Pipeline rehabilitation is becoming an economic necessity as aging flowlines are required to last longer. Regulatory agencies in North America are also requiring that the pipelines carrying the crude oil, produced water and raw natural gas be more reliable and have fewer leaks. Combine the economic climate and the environmental and safety issues with the increasing cost to inhibit these systems and the need for a maintenance free pipeline corrosion system becomes a requirement for long term operation of corrosive oilfield systems. Polyamide 11 liners are now being used to extend the useful life of production flowlines under conditions than other liner materials previously used.
High density polyethylene (HDPE) has been used as a liner material more extreme in oilfield water injection systems for several years with an excellent service record. The broad range of operating temperatures, good chemical resistance to oilfield waters, cost and ease of joining has allowed the HDPE to become the primary choice of liner material for water handling systems.

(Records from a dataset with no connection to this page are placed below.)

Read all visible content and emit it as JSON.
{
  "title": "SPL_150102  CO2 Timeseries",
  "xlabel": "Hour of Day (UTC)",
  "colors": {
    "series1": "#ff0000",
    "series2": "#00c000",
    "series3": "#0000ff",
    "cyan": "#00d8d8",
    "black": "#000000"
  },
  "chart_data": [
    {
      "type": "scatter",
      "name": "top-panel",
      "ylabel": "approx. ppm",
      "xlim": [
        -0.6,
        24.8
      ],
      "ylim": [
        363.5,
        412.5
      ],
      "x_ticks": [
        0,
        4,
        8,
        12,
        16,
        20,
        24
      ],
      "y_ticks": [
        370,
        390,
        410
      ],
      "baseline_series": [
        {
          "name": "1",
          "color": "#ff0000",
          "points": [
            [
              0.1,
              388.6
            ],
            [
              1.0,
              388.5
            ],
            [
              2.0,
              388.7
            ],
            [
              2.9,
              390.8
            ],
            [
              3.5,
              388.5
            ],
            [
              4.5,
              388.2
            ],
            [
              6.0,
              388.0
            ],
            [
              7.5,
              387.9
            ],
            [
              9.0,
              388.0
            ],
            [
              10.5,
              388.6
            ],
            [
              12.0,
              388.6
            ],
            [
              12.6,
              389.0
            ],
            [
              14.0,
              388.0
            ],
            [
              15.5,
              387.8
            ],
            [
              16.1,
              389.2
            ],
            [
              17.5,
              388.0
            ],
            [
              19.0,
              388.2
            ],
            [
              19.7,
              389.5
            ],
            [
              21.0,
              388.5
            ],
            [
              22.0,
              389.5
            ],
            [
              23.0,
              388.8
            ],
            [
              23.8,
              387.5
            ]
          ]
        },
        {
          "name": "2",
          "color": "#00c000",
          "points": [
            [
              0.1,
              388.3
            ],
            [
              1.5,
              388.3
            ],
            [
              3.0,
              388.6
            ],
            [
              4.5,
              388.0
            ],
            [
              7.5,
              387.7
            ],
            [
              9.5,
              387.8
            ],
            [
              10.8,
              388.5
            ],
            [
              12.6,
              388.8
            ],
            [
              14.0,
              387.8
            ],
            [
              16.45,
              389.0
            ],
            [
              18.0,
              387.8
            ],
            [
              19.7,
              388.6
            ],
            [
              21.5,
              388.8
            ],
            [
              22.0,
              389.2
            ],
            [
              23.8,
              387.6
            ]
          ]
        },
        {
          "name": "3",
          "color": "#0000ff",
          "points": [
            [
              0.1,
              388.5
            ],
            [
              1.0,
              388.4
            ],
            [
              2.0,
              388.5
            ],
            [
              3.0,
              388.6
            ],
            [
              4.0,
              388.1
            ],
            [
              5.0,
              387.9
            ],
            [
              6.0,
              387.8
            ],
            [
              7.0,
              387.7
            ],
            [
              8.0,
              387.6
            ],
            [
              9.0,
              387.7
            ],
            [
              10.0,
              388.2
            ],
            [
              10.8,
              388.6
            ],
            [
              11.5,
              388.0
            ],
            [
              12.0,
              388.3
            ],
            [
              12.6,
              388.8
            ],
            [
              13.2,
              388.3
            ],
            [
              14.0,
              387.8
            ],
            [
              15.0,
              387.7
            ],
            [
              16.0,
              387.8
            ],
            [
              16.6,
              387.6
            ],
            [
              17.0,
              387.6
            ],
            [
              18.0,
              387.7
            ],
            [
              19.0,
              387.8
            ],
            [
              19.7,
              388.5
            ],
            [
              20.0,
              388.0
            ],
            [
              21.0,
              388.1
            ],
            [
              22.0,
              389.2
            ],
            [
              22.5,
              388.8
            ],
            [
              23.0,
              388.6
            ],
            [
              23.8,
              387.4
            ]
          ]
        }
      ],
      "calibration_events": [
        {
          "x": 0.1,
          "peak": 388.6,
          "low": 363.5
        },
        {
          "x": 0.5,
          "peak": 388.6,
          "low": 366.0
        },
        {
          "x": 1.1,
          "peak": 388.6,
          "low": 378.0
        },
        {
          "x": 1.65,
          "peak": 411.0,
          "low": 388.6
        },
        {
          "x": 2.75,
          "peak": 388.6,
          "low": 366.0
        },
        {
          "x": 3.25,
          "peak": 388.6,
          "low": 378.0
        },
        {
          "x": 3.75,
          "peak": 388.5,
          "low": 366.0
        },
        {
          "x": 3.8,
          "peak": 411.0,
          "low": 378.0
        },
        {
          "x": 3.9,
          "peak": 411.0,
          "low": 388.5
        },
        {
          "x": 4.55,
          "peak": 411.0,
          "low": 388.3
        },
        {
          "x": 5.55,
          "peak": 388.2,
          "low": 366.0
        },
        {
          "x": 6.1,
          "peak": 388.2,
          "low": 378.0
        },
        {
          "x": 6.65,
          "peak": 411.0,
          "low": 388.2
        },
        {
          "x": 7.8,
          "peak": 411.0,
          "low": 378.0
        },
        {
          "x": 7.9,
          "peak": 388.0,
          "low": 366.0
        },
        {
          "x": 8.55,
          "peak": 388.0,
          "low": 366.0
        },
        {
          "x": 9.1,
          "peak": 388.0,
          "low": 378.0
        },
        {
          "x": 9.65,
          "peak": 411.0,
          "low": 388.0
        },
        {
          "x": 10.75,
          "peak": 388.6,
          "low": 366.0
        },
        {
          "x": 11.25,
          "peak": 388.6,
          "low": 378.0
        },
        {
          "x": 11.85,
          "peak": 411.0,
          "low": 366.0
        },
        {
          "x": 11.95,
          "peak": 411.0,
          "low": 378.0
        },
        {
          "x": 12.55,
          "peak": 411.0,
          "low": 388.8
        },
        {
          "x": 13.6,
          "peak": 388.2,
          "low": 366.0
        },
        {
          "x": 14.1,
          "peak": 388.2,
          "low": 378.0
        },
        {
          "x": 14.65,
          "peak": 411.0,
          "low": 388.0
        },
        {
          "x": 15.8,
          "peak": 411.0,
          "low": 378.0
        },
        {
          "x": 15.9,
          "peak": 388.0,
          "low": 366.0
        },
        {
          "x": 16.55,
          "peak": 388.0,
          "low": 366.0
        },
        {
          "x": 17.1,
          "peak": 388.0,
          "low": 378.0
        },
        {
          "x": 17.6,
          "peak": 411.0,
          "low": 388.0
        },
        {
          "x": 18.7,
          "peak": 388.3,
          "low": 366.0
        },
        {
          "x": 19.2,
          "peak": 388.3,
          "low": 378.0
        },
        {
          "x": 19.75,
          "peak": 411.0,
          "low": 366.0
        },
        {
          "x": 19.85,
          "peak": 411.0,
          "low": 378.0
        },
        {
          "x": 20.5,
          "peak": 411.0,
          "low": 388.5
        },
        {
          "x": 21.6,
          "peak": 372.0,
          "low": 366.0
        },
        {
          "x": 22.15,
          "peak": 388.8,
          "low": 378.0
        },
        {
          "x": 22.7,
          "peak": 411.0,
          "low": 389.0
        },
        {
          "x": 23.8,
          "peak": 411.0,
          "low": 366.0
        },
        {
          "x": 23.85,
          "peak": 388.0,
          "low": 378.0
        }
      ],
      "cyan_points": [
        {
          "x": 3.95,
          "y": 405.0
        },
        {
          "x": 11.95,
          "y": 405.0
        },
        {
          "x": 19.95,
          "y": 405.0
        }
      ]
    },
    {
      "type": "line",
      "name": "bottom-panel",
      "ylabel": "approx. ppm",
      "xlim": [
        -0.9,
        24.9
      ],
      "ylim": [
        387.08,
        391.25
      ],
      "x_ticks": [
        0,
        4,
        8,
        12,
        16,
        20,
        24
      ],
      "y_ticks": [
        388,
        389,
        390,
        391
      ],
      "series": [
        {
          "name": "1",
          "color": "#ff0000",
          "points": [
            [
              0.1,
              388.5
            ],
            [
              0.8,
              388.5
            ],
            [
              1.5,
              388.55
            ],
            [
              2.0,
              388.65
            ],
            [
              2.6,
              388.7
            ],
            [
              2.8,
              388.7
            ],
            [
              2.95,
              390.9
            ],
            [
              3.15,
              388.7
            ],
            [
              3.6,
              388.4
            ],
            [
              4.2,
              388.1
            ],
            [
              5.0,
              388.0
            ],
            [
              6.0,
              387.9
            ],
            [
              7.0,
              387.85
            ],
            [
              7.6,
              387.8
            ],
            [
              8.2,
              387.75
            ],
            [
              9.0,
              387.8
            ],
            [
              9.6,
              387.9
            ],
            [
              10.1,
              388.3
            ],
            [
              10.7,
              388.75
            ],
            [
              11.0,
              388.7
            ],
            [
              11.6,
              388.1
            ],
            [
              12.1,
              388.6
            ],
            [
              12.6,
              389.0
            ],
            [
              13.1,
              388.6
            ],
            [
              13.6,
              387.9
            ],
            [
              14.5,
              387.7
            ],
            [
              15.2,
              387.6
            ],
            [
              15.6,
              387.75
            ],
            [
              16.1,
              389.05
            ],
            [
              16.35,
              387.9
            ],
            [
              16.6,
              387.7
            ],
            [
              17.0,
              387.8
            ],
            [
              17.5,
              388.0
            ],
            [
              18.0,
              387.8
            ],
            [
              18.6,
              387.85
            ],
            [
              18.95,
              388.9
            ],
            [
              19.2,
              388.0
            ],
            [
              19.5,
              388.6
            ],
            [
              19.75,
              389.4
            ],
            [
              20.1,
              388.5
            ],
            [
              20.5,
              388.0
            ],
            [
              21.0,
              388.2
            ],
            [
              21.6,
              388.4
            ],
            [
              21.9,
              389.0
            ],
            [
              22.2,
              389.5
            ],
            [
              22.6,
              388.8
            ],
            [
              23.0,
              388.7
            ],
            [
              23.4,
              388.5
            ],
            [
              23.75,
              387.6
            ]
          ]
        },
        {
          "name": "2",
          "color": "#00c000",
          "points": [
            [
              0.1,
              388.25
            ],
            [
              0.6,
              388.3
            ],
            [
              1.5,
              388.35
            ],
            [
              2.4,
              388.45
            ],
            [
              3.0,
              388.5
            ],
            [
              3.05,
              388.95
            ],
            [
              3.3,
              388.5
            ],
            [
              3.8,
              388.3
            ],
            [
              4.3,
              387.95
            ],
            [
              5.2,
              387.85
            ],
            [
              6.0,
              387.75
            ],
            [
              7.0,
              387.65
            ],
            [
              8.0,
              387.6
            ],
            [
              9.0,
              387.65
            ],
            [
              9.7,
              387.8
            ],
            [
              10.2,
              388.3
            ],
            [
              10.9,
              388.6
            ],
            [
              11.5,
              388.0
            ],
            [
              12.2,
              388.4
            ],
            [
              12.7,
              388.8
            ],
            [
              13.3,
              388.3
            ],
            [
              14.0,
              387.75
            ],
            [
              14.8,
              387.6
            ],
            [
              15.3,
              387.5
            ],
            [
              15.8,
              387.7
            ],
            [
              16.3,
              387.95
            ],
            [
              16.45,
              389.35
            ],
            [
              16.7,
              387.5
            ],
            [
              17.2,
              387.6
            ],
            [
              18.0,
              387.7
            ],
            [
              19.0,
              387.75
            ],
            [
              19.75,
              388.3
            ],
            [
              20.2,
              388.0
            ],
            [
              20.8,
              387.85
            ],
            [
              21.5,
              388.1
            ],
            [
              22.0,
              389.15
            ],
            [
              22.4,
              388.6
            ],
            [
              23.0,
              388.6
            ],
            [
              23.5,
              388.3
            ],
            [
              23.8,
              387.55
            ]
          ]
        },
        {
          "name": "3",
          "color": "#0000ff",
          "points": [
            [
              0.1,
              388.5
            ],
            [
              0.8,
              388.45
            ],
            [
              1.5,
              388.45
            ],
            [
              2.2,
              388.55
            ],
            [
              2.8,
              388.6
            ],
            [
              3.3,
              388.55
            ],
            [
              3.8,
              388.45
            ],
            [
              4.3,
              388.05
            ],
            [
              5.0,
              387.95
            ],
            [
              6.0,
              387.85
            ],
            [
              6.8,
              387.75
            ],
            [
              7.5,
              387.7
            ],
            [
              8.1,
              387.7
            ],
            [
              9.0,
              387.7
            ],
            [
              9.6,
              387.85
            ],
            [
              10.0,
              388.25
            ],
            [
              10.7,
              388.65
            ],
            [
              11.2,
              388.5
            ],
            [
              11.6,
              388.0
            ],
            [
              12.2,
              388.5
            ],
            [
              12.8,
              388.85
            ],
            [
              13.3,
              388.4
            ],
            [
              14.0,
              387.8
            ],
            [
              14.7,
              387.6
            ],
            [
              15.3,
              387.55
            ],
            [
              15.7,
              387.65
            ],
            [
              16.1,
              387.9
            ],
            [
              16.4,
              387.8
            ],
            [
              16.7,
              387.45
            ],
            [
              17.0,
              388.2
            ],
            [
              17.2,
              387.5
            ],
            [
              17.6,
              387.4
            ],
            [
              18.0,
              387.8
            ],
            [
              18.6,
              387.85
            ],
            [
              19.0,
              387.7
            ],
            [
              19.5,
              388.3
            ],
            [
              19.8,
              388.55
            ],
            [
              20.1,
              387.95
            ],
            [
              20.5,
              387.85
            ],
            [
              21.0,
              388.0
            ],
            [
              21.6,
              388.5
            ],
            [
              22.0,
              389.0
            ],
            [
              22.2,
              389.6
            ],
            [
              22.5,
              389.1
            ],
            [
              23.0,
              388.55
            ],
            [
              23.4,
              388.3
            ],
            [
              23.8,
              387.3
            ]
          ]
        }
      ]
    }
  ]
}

Because of the success in lining water handling systems, HDPE liners were then installed in oil producing systems at relatively low operating temperatures (20 ºC - 30 ºc). Most of these systems had high percentages of water produced with the oil and again the HDPE liners were successful. Some of the effects on the liners in the oil systems noted were discoloration of the HDPE and swelling of the liner in either the radial direction or in the axial direction.
The discoloration of the HDPE was due to the hydrocarbon being absorbed in the material and does not effect the liner integrity but can cause porosity if a fusion is attempted.
Axial growth of the liner can cause the liner to fail by tearing the HDPE pipe away from the HDPE flange. The liner would expand into the adjoining flange area and usually had to be cut to allow spreading of the flanges. Radial growth generally resulted in slight collapse of the liner due it’s inability to move in the radial direction. Collapse of the liner near the flange face has resulted in failures due to tearing of the HDPE pipe.
Discussion
High temperature and gas systems
Because of the previous successes in oil systems, liners were then installed in higher GOR and hotter oil systems as well as gas and gas condensate flowlines. An HDPE liner was installed in a high water cut, sour gas and condensate well in Canada which operated at approximately 65° C and 7 Mpa, see table 1. The produced fluids were extremely corrosive and the cost to inhibit the flowline were prohibitive; therefore, it was decided to install a HDPE liner in the flowline.
A problem with the HDPE liner began to show up after approximately six months in the flowline with excessive pressures building up in the annulus space between the liner and the steel carrier pipe.